JSW Steel posted a net loss of Rs 116 crore in the latest September quarter, but the company seems to be set for better times ahead. The quarter’s loss came mainly from a foreign exchange loss of Rs 851 crore from suppliers’ credit and short-term borrowings due to the fall in the rupee. But such short-term losses are unlikely to recur with the company now completely hedged against currency fluctuations.
JSW Steel remained profitable at the operating level, with an operating profit margin of 18.1 per cent for the September quarter, almost unchanged from the previous quarter. Standalone margins improved. But the overseas subsidiary, JSW Steel USA Plate and Pipe Mill, was a drag on the consolidated performance.
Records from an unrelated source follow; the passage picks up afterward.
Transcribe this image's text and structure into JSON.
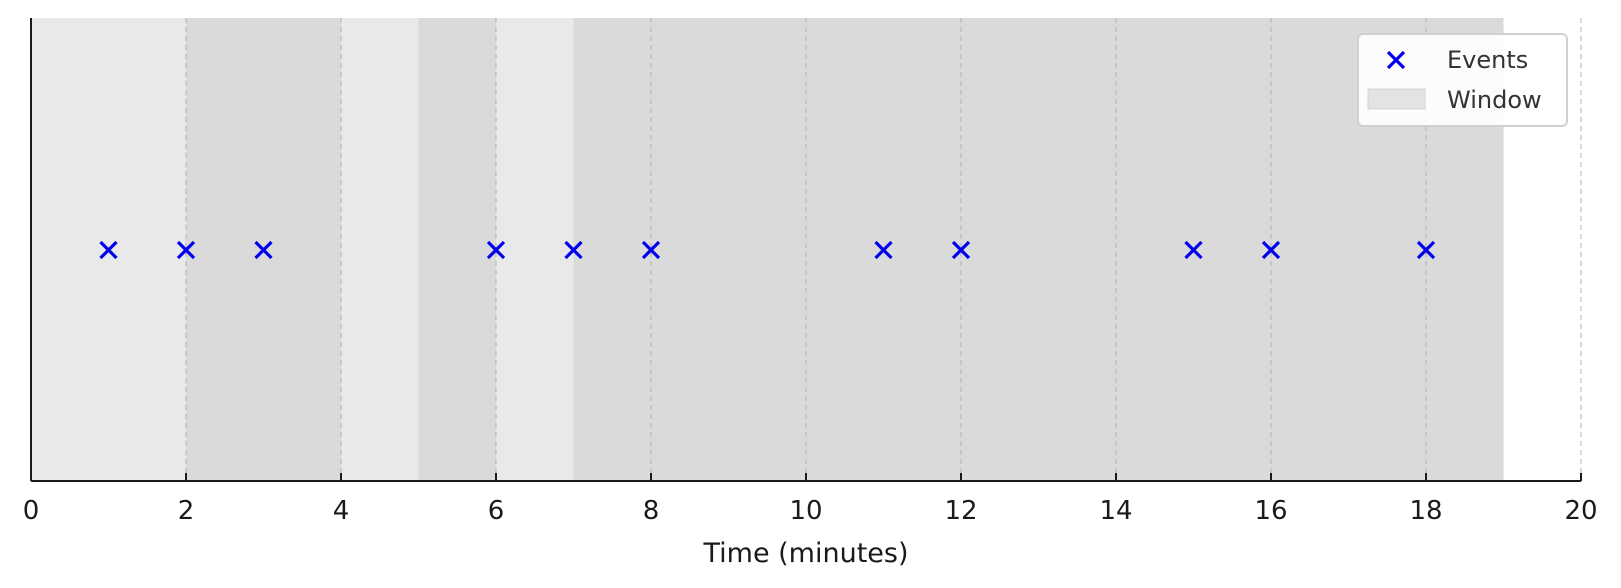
{
  "chart_data": {
    "type": "scatter",
    "title": "",
    "xlabel": "Time (minutes)",
    "ylabel": "",
    "xlim": [
      0,
      20
    ],
    "x_ticks": [
      0,
      2,
      4,
      6,
      8,
      10,
      12,
      14,
      16,
      18,
      20
    ],
    "x_tick_labels": [
      "0",
      "2",
      "4",
      "6",
      "8",
      "10",
      "12",
      "14",
      "16",
      "18",
      "20"
    ],
    "grid": "vertical dashed at x ticks",
    "legend_position": "top-right",
    "series": [
      {
        "name": "Events",
        "marker": "x",
        "color": "#0000ee",
        "x": [
          1,
          2,
          3,
          6,
          7,
          8,
          11,
          12,
          15,
          16,
          18
        ]
      }
    ],
    "windows": {
      "name": "Window",
      "color": "#bdbdbd",
      "ranges": [
        [
          0,
          4
        ],
        [
          2,
          6
        ],
        [
          5,
          9
        ],
        [
          7,
          11
        ],
        [
          9,
          13
        ],
        [
          11,
          15
        ],
        [
          13,
          17
        ],
        [
          15,
          19
        ],
        [
          17,
          19
        ]
      ]
    }
  }
}
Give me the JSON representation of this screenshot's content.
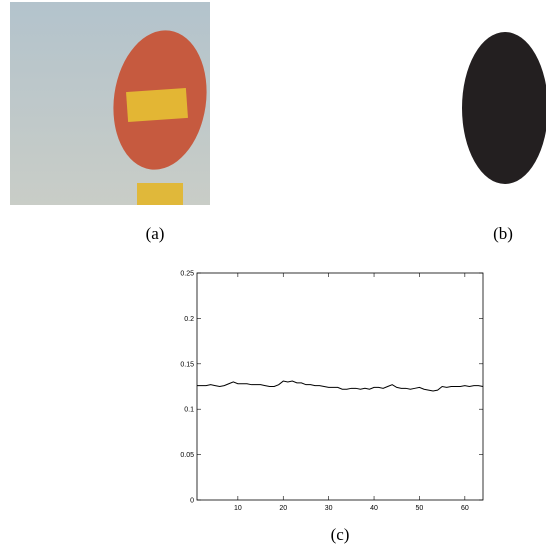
{
  "figures": [
    {
      "label": "(a)"
    },
    {
      "label": "(b)"
    }
  ],
  "chart_data": {
    "type": "line",
    "caption": "(c)",
    "x": [
      1,
      2,
      3,
      4,
      5,
      6,
      7,
      8,
      9,
      10,
      11,
      12,
      13,
      14,
      15,
      16,
      17,
      18,
      19,
      20,
      21,
      22,
      23,
      24,
      25,
      26,
      27,
      28,
      29,
      30,
      31,
      32,
      33,
      34,
      35,
      36,
      37,
      38,
      39,
      40,
      41,
      42,
      43,
      44,
      45,
      46,
      47,
      48,
      49,
      50,
      51,
      52,
      53,
      54,
      55,
      56,
      57,
      58,
      59,
      60,
      61,
      62,
      63,
      64
    ],
    "series": [
      {
        "color": "#000000",
        "values": [
          0.126,
          0.126,
          0.126,
          0.127,
          0.126,
          0.125,
          0.126,
          0.128,
          0.13,
          0.128,
          0.128,
          0.128,
          0.127,
          0.127,
          0.127,
          0.126,
          0.125,
          0.125,
          0.127,
          0.131,
          0.13,
          0.131,
          0.129,
          0.129,
          0.127,
          0.127,
          0.126,
          0.126,
          0.125,
          0.124,
          0.124,
          0.124,
          0.122,
          0.122,
          0.123,
          0.123,
          0.122,
          0.123,
          0.122,
          0.124,
          0.124,
          0.123,
          0.125,
          0.127,
          0.124,
          0.123,
          0.123,
          0.122,
          0.123,
          0.124,
          0.122,
          0.121,
          0.12,
          0.121,
          0.125,
          0.124,
          0.125,
          0.125,
          0.125,
          0.126,
          0.125,
          0.126,
          0.126,
          0.125
        ]
      }
    ],
    "xlim": [
      1,
      64
    ],
    "xticks": [
      10,
      20,
      30,
      40,
      50,
      60
    ],
    "ylim": [
      0,
      0.25
    ],
    "yticks": [
      0,
      0.05,
      0.1,
      0.15,
      0.2,
      0.25
    ]
  }
}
The company reported a strong increase in sales revenue (up 26 per cent) to Rs 12,796 crore. While the realisations per tonne of steel remained sequentially flat, saleable steel volumes rose 22 per cent (including JSW Steel Coated Products) for the quarter ended September 2013. The contribution of exports, which offered better returns due to the fall in the rupee, rose to 27 per cent of total sales.
With the gradual resumption in iron ore mining operations in Karnataka (they were at a standstill following the Supreme Court-imposed ban in 2011) input costs eased. Another positive was a fall in global prices of coking coal, which is imported. Efficiency initiatives including the commissioning of a waste heat recovery system and blast furnace gas utilisation at the company’s Vijayanagar plant in Karnataka too helped.
What’s ahead
JSW Steel’s numbers in the coming quarters may be aided by improving domestic steel demand, which grew at a modest 1.3 per cent this quarter. Boost to rural spending following a good monsoon, festive demand and a pick-up in construction activity after monsoons are a few triggers. Globally, growth is recovering with the World Steel Association upping the demand growth forecast to 3.1 per cent for 2013.
But on the flip side, though iron ore availability has improved, the resumption of mining operations has not been swift. Capacity expansions at the company’s Vijayanagar plant too have been held up because of this. There are some positives though. JSW Steel, which had submitted a bid to acquire British firm Stemcor’s assets including iron ore mines in Odisha, has been shortlisted for the final bidding. It also plans to bid for the Category C mines (mining leases of which were cancelled) when they are auctioned by the Karnataka government. These initiatives, if they take off, could shore up captive iron ore availability and expand JSW Steel’s margins.